Benthic Habitats and the Effects of Fishing

Symposium Abstract: Detecting the Effects of Fishing on Seabed Community Diversity: Importance of Scale and Sample Size

M. J. Kaiser

doi: https://doi.org/10.47886/9781888569605.ch124

I investigated the importance of the extent of area sampled to the observed outcome of comparisons of the diversity of seabed assemblages in different areas of the seabed that experience either low or high levels of fishing disturbance. Using a finite data set, within each disturbance regime, samples of the benthic communities were pooled at random.

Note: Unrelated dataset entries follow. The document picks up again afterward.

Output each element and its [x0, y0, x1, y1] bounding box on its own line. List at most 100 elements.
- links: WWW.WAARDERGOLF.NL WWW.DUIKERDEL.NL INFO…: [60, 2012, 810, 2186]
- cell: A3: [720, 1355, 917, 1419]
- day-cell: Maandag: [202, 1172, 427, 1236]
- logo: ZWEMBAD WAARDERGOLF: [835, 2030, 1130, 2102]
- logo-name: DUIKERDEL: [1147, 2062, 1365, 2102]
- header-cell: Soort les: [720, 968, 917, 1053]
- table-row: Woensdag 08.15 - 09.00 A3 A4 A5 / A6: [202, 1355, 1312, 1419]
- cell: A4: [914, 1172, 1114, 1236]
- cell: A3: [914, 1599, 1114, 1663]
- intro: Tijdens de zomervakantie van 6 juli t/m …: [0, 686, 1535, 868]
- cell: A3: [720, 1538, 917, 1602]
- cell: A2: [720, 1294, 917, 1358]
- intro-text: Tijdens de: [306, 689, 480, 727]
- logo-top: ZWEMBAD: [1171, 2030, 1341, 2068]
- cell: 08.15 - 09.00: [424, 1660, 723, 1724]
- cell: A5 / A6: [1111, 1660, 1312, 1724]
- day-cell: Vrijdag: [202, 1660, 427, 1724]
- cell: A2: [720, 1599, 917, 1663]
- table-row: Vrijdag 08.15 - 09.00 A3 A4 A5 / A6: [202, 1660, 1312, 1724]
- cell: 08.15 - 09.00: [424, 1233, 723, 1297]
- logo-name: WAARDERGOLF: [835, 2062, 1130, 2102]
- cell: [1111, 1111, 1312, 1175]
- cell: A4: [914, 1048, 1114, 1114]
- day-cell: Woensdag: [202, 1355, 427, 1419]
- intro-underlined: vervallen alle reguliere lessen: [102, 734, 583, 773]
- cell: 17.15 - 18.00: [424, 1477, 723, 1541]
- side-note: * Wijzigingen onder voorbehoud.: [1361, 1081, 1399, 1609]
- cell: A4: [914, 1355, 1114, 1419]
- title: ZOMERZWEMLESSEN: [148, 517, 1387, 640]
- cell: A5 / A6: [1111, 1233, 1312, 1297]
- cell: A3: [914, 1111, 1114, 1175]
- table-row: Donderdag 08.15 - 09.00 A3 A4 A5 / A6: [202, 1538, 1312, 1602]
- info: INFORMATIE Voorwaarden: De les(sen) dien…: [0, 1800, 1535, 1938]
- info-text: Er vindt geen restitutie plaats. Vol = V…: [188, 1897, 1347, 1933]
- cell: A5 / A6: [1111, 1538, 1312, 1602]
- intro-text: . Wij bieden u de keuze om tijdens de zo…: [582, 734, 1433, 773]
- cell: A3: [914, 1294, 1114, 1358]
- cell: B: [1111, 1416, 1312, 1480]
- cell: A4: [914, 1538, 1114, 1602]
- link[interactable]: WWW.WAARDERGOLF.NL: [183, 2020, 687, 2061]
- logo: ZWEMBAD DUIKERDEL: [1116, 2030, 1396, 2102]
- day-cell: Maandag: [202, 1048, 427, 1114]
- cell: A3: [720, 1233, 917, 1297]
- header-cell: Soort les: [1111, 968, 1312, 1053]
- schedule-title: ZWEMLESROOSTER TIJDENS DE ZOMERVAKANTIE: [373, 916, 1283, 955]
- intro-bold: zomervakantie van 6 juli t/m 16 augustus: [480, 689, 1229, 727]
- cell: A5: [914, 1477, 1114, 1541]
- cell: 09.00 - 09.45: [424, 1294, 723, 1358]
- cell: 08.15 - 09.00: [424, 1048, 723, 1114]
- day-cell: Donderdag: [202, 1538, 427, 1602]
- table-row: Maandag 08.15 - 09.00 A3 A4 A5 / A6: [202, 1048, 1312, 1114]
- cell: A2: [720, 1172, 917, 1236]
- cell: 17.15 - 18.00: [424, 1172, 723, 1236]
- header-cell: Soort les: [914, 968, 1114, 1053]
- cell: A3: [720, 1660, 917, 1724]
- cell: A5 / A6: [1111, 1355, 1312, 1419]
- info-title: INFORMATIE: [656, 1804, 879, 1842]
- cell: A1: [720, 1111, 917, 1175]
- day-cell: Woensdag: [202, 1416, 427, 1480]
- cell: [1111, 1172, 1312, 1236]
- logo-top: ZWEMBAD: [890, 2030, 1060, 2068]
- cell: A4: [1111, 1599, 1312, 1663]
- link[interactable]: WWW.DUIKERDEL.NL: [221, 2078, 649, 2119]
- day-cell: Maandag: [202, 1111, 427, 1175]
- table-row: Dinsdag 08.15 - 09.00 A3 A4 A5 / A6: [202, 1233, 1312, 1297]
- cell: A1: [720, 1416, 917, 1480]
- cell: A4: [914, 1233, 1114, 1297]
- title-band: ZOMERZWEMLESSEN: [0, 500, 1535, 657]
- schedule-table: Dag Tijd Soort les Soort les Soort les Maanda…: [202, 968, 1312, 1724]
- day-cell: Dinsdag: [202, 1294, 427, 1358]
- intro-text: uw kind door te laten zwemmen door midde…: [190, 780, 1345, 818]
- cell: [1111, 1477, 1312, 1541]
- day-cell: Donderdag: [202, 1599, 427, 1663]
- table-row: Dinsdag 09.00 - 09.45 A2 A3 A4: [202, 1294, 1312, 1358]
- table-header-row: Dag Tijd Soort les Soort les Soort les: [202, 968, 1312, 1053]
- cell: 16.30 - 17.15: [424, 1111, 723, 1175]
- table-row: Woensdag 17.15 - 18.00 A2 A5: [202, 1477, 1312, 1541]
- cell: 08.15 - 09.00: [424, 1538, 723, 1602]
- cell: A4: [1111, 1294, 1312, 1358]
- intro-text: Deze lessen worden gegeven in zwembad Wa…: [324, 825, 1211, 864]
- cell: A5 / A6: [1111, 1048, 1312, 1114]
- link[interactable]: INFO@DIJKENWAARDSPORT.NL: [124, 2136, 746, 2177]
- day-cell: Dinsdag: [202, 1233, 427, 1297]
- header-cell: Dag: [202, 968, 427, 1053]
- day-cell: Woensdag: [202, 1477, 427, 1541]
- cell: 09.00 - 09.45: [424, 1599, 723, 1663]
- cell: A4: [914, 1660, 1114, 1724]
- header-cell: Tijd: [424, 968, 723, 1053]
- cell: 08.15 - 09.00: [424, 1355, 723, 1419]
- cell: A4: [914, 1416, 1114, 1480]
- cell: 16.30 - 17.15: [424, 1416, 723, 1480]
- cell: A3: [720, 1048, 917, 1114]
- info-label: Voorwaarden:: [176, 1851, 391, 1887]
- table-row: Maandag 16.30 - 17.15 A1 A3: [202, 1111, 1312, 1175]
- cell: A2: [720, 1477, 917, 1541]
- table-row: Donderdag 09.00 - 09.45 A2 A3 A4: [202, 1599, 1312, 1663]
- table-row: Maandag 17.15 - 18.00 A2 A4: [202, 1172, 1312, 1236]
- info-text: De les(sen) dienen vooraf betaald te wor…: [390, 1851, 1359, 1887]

Thus while individual sample size increased with each additional level of pooled data, the number of samples decreased accordingly. Detecting the effects of disturbance on species diversity was strongly scale dependent. Despite increased replication at smaller scales, disturbance effects were more apparent when larger, but less numerous, samples were collected. The detection of disturbance effects was also affected by the choice of sampling device. Disturbance effects were apparent when using pooled anchor-dredge samples, but were not apparent for pooled beam-trawl samples. A more detailed examination of the beam-trawl data emphasised that a whole community approach to the investigation of changes in diversity can miss responses in particular components (e.g. decapod crustacea) of the community. The latter may be more adversely affected by disturbance in comparison with the majority of the taxa found within the benthic assemblage. Further, the diversity of some groups (e.g. echinoderms) actually increased with disturbance. Experimental designs and sampling regimes that focus on diversity at only one scale may miss important disturbance effects that occur at larger or smaller scales.